LRA rebels kill at least 10 Ugandan civilians
KAMPALA, Uganda, Feb 09, 2004 (AP) — Rebels in northern Uganda hacked to death at least 10 people they found tending their fields, the army said Monday.
Soldiers were pursuing Lord’s Resistance Army rebels who attacked the village of Abako, about 310 kilometers (192 miles) north of Kampala, and killed the villagers with machetes on Saturday, said Lt. Chris Magezi, an army spokesman.
Most the residents had fled the village more than a year ago for the safety of the nearby Alanyi and Corner Abako camps for displaced people. But many return regularly to the village to tend to crops on their small plots, Magezi said.
The Rev.

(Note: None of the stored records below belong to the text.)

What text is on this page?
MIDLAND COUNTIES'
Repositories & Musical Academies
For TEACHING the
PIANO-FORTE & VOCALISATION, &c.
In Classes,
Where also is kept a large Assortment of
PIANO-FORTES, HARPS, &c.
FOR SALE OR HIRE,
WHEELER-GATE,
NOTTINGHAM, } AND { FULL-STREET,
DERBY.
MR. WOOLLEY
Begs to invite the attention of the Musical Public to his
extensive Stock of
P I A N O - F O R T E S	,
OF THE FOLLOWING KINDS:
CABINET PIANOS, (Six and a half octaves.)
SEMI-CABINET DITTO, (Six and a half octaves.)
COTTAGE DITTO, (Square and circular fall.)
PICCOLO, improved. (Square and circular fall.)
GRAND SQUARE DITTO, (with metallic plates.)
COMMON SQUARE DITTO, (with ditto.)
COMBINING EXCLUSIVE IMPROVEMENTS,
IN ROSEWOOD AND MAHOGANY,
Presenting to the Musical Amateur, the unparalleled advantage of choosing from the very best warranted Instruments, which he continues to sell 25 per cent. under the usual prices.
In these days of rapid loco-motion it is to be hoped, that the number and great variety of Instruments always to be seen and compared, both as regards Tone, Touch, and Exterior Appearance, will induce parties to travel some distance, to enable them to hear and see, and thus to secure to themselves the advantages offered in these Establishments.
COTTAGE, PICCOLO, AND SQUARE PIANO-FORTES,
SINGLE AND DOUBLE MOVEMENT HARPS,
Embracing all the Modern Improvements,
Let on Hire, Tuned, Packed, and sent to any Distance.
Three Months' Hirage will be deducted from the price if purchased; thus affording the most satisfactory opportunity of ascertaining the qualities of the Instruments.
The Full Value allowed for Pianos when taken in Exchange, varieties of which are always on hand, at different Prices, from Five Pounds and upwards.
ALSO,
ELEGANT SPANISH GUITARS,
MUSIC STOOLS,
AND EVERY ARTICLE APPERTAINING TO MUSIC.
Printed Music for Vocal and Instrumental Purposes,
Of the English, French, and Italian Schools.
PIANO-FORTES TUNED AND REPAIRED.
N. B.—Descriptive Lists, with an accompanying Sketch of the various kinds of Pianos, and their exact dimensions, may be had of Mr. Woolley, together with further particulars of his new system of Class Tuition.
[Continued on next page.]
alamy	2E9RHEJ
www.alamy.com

Sebath Ayele, a missionary with the Roman Catholic Comboni Fathers Mission, told The Associated Press he had heard about the killings from other villagers in the isolated area. He said that as many as 20 people may have been killed and an unspecified number abducted, but he could not provide any additional details.
The shadowy Lord’s Resistance Army, which has little contact with the outside world, could not be reached for comment.
The northern rebels have fought for 17 years to overthrow President Yoweri Museveni, a southerner, but mostly attack civilians to steal food and abduct children for use as fighters or concubines.
Fighting between the army and rebels intensified after Feb. 2002 when Sudan agreed to allow Ugandan troops to attack LRA bases in southern Sudan.